"Tesla Race Bias Case Not Going To Arbitration"
Law360, June 5, 2018

By Braden Campbell

A California state judge has denied Tesla's bid to send to arbitration a proposed class suit alleging it tolerated harassment toward black workers at its Alameda, California, plant, ruling the electric-car maker can't enforce a contract the accuser never signed.

Alameda County Superior Court Judge Robert McGuiness on Friday denied Tesla's motion to make former worker Marcus Vaughn arbitrate his claims under the doctrine of equitable estoppel, which holds that a defendant that hasn't signed an arbitration agreement can make a plaintiff that has signed one arbitrate legal claims that are "intimately … intertwined" with the underlying contract.

Tesla had argued it could make Vaughn abide by an unsigned job offer letter that included an arbitration agreement because his claims were based in their employment relationship, which it argued was in turn based in the letter.

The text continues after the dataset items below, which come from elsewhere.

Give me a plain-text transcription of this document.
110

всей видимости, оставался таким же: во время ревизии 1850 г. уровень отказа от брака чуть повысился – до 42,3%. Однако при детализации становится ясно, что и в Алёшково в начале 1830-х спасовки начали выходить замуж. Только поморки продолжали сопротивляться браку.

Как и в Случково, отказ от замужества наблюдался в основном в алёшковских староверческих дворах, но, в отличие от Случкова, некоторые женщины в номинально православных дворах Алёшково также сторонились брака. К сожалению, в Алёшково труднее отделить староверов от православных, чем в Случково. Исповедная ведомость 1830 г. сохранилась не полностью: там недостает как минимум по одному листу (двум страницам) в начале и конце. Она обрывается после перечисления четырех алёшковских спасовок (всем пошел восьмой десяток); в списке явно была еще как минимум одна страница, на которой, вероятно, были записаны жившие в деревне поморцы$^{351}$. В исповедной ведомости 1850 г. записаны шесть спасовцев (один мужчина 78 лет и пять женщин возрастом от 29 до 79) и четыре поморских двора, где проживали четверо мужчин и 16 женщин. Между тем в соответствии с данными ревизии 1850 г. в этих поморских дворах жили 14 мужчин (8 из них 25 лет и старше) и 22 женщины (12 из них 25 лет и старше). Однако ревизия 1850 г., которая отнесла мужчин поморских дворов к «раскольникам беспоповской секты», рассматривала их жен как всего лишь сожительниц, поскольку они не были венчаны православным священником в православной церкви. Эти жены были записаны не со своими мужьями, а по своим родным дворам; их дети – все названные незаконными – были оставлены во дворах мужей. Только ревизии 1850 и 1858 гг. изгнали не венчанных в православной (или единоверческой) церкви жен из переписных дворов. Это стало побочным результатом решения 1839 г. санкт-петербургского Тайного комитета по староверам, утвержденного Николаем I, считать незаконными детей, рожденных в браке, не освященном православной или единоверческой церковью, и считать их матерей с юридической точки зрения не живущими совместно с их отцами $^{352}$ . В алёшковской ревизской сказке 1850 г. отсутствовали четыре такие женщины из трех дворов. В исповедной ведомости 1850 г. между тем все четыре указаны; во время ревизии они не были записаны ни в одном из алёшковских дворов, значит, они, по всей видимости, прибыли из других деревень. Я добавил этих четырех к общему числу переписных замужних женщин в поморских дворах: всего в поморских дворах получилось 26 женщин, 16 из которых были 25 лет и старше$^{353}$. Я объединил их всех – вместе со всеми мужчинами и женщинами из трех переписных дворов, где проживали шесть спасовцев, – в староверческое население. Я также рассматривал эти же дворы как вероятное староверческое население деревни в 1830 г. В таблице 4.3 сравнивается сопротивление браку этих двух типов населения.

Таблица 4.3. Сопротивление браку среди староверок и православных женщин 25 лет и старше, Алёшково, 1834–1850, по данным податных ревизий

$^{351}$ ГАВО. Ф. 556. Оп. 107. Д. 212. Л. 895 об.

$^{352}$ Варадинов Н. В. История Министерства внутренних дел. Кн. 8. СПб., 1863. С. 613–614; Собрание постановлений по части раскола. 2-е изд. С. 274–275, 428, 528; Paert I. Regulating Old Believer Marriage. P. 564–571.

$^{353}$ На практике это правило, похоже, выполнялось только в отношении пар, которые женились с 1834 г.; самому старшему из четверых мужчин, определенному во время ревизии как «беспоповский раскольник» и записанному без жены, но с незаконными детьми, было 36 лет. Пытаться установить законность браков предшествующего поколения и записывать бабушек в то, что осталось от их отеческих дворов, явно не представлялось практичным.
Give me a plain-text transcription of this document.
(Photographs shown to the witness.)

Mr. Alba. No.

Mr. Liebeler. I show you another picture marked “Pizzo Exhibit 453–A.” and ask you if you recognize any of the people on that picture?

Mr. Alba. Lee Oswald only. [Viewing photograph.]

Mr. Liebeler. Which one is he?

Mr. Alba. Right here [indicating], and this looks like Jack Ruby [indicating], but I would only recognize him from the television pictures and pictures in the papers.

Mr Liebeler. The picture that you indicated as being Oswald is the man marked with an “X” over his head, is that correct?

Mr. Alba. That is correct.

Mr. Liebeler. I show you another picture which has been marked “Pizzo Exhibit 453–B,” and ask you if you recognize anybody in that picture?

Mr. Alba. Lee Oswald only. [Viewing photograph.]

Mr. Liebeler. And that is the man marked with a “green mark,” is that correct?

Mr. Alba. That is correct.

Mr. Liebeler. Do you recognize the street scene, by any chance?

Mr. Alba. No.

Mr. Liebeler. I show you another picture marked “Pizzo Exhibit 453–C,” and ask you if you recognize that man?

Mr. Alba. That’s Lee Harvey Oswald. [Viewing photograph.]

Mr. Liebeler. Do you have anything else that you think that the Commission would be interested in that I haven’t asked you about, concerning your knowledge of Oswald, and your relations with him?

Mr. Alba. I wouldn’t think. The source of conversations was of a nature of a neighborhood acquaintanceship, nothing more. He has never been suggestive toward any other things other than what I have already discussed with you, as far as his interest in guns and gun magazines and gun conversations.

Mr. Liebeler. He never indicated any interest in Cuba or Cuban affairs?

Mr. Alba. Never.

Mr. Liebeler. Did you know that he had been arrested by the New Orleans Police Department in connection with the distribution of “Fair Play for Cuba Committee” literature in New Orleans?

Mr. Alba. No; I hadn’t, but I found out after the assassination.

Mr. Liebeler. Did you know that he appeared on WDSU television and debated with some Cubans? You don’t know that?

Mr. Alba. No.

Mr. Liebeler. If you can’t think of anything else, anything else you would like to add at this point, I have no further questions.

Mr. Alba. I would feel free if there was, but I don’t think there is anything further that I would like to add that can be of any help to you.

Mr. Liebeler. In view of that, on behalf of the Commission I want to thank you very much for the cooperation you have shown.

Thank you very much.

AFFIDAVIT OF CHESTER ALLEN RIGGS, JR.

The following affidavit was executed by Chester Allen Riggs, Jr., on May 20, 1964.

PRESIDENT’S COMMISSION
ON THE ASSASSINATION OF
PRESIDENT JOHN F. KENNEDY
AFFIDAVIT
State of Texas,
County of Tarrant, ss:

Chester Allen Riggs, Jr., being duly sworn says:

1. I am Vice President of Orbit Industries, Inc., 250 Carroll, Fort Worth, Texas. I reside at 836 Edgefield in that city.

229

But this is not the case, Judge McGuiness said.

"Tesla is correct that [Vaughn] alleges an employment relationship with Tesla ... but that does not mean that [Vaughn] alleges an employment relationship based on the offer letter," the judge said. "The offer letter was apparently intended to supersede some other contractual relationship."

Vaughn, a contract worker who says he was placed at Tesla through a staffing agency, worked there last year from April 23 until Oct. 31, according to the order. Tesla gave Vaughn an offer letter that included an arbitration agreement in mid-October, but he didn't take it, the order said.

Judge McGuiness said Friday that the court "expresses no opinion on the existence, terms, or effect of whatever [contract] governed the relationship between Tesla and" Vaughn during the period he worked there.

Vaughn sued Tesla shortly after leaving the company, alleging its factory is a "hotbed for racist behavior" toward African-Americans that includes the frequent use of racial epithets, and that company leadership, including CEO Elon Musk, ignored repeated complaints. He also claimed he was fired for "not having a positive attitude."

Vaughn's attorney, Bryan Schwartz, told Law360 on Monday the ruling runs counter to the notion that "arbitration is second only to God in its power and might in our civilization," alluding to the recent U.S. Supreme Court ruling affirming the validity of arbitration agreements that include provisions waiving workers' rights to file class action suits.

"Apparently it does have some limits, in that it cannot be absorbed by osmosis, or as an airborne virus," Schwartz said. "You have to agree to it still."

He added it's important the case remains in court so the public can see "this big company that touts itself as in institution of ... progressive ideals" is "tolerating 19th-century bigotry within its walls."

Tesla fired back at Vaughn in a blog post days after he filed his suit, claiming it investigated complaints of race-based harassment and fired three workers. It also claimed Vaughn was not fired but rather not brought back after his temporary work contract ended, and that he emailed Musk about "his commute and Tesla's shuttles," not about discrimination.